ヤフー買収によって、ベライゾンは世界トップのグローバルメディアとしての競争力を高めることができると同時に、デジタル広告による収益を増加させることができると、ベライゾンの会長兼最高経営責任者、ローウェル・マクアダム氏は述べています。
とはいえ、ヤフーとAOLの組み合わせによっても、現在米国のデジタル広告市場の半分以上のシェアを占めるフェイスブック(Facebook, Inc.)とグーグル(Google Inc.)を超えることはできないとみられています。

ベライゾンによるヤフー買収は、ヤフーの中核事業であるインターネット事業と、複数の土地資産が対象となっており、ヤフーが有する中国の大手インターネット小売企業アリババ・グループ(Alibaba Group)の株式や、日本のヤフー株式会社は含まれておらず、中核事業売却後もこの2社の株式合わせて410億ドルの株式を保有し続けることとなります。
現在のヤフーCEOマリッサ・メイヤー氏は買収後、ベライゾンには加わらないものとみられています。
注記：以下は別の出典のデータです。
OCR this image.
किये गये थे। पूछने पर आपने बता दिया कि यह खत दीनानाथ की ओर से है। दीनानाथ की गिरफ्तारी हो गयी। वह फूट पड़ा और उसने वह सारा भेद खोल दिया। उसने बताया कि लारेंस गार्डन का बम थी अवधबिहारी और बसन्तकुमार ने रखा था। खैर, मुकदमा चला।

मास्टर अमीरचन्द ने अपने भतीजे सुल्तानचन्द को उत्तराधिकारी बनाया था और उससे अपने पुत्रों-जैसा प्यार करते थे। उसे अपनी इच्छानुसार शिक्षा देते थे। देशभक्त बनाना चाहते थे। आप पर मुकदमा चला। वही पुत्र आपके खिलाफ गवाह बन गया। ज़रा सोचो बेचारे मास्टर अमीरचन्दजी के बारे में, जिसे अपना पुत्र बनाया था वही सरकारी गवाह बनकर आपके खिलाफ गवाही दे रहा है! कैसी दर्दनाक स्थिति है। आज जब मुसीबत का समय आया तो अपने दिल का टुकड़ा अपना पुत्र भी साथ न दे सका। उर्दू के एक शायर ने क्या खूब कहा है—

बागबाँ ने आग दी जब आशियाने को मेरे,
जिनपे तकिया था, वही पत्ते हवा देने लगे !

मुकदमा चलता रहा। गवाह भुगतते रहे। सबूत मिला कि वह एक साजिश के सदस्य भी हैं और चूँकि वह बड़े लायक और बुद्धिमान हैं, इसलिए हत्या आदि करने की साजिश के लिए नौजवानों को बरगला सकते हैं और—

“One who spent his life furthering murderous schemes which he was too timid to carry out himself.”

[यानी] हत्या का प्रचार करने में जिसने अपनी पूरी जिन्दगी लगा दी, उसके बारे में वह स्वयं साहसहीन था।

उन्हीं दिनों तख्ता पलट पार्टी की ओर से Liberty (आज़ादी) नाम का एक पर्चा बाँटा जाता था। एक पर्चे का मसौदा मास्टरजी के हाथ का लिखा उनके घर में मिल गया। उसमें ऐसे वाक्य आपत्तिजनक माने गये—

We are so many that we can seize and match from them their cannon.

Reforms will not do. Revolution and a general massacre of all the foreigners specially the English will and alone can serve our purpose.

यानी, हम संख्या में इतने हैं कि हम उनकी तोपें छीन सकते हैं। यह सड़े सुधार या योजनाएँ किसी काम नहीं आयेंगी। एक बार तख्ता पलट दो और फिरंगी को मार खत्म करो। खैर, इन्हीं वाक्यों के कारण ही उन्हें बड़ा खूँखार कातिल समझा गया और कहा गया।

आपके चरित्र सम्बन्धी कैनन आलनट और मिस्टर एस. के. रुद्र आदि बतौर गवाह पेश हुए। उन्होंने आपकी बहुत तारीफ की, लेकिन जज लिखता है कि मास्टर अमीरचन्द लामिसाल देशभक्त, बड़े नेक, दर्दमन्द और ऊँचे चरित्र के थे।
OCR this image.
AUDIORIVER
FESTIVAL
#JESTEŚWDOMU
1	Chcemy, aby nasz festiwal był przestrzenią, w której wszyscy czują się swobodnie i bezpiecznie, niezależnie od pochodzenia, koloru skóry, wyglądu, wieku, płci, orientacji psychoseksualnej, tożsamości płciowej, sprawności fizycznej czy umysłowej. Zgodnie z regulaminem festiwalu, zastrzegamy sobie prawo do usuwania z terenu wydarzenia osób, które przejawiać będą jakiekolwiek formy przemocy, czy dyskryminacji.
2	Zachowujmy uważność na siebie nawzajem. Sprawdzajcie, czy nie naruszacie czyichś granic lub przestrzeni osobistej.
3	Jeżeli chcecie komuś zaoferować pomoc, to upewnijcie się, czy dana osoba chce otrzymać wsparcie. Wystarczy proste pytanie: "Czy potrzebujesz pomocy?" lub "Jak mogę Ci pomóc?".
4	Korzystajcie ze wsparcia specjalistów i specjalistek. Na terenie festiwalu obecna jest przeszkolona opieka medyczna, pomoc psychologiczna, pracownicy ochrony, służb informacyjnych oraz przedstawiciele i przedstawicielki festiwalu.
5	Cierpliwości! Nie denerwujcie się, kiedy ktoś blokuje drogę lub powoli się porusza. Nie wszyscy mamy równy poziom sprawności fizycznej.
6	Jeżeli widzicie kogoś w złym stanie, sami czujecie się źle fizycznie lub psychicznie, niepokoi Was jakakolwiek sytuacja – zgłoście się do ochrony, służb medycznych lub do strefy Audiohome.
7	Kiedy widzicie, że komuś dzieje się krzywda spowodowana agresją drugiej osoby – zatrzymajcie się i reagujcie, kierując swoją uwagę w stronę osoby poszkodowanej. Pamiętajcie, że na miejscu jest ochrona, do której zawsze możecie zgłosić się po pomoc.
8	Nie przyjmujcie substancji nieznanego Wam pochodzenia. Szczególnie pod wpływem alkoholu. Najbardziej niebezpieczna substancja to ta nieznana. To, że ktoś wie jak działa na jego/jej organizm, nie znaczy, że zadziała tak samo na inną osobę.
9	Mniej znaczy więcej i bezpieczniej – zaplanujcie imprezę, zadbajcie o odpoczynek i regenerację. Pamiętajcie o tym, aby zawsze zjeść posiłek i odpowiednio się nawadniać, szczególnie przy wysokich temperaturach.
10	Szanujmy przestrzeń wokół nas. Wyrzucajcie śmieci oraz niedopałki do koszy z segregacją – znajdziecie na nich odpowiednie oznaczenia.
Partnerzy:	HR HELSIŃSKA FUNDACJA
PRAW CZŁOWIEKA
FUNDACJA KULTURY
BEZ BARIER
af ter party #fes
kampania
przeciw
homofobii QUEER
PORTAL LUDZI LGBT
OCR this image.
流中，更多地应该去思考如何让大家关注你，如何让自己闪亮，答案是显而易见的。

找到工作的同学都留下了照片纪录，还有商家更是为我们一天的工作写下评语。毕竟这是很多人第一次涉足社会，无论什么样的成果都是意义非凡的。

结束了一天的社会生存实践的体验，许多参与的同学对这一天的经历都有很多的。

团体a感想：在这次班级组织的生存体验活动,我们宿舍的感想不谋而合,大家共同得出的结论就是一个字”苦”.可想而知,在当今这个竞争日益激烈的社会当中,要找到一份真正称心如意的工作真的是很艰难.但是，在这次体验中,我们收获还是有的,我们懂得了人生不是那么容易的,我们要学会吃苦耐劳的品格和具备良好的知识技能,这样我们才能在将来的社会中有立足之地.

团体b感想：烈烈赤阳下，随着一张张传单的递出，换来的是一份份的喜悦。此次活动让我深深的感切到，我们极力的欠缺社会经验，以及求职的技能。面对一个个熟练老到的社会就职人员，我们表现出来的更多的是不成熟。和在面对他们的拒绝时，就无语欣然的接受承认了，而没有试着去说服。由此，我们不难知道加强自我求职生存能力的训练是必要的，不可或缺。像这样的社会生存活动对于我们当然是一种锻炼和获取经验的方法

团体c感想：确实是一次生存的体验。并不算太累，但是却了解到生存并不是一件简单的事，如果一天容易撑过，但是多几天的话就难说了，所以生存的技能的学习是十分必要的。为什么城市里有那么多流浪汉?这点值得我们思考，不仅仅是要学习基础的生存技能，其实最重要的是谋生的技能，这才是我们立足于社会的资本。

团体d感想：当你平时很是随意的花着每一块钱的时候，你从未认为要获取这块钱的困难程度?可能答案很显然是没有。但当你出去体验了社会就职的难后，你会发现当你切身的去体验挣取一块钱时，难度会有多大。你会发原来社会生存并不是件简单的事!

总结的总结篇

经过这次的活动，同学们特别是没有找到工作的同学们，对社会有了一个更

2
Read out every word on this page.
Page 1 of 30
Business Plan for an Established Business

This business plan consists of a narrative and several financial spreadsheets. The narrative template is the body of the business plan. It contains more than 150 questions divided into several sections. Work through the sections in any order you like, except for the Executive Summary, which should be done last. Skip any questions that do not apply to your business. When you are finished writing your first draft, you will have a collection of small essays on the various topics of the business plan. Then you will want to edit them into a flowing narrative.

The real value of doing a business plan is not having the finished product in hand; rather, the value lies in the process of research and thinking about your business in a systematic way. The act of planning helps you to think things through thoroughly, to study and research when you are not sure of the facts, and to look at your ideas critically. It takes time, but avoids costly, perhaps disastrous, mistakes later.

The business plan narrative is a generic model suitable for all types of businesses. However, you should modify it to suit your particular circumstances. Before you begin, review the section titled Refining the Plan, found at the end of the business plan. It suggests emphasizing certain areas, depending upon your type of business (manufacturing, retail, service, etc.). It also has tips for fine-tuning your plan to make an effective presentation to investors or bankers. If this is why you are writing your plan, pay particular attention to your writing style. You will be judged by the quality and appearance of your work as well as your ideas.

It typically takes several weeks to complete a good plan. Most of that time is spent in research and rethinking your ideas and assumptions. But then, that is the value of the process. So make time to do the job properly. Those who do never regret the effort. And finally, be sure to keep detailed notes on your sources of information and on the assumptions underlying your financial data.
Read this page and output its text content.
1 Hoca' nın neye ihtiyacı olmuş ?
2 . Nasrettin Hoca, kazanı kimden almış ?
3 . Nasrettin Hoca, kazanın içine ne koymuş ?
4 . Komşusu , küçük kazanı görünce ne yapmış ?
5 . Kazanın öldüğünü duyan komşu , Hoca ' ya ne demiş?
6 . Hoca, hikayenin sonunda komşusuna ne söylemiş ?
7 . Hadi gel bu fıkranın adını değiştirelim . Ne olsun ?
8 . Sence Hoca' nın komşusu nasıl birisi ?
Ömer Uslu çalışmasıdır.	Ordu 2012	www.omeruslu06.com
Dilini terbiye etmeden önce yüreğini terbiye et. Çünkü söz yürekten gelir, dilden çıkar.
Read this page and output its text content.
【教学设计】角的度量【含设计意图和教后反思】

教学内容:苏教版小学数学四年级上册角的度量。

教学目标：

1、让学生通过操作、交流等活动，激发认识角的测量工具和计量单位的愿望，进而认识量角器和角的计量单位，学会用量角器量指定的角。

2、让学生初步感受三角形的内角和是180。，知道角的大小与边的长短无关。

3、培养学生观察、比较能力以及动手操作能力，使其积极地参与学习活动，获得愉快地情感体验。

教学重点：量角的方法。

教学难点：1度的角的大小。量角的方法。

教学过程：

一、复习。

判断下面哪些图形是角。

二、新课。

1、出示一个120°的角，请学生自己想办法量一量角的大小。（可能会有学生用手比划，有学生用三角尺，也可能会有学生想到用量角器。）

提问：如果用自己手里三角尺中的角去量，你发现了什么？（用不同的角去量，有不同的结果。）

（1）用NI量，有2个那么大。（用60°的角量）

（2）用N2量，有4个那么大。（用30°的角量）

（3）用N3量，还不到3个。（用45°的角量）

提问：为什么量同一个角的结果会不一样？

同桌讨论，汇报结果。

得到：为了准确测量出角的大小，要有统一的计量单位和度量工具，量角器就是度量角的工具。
ヤフーは、ピーク時の2000年には時価総額1250億ドルに上る企業であったものの、近年ではグーグルやフェイスブックとの競合により収益性低下に苦しんでいました。今年4月には、2016年第1四半期において四半期の売上が、2012年のマリッサ・メイヤー氏のCEO就任以来、初めて10億ドルを下回り、売上高は18%低下していることを報告しています。
さらに、7月の初めには第2四半期における損失を報告しました。

ベライゾンによるヤフーの中核事業買収が正式に決定された事により、7月25日の時間外取引では、ベライゾンの株式は0.36%、ヤフーの株式は0.3%、それぞれ上昇しました。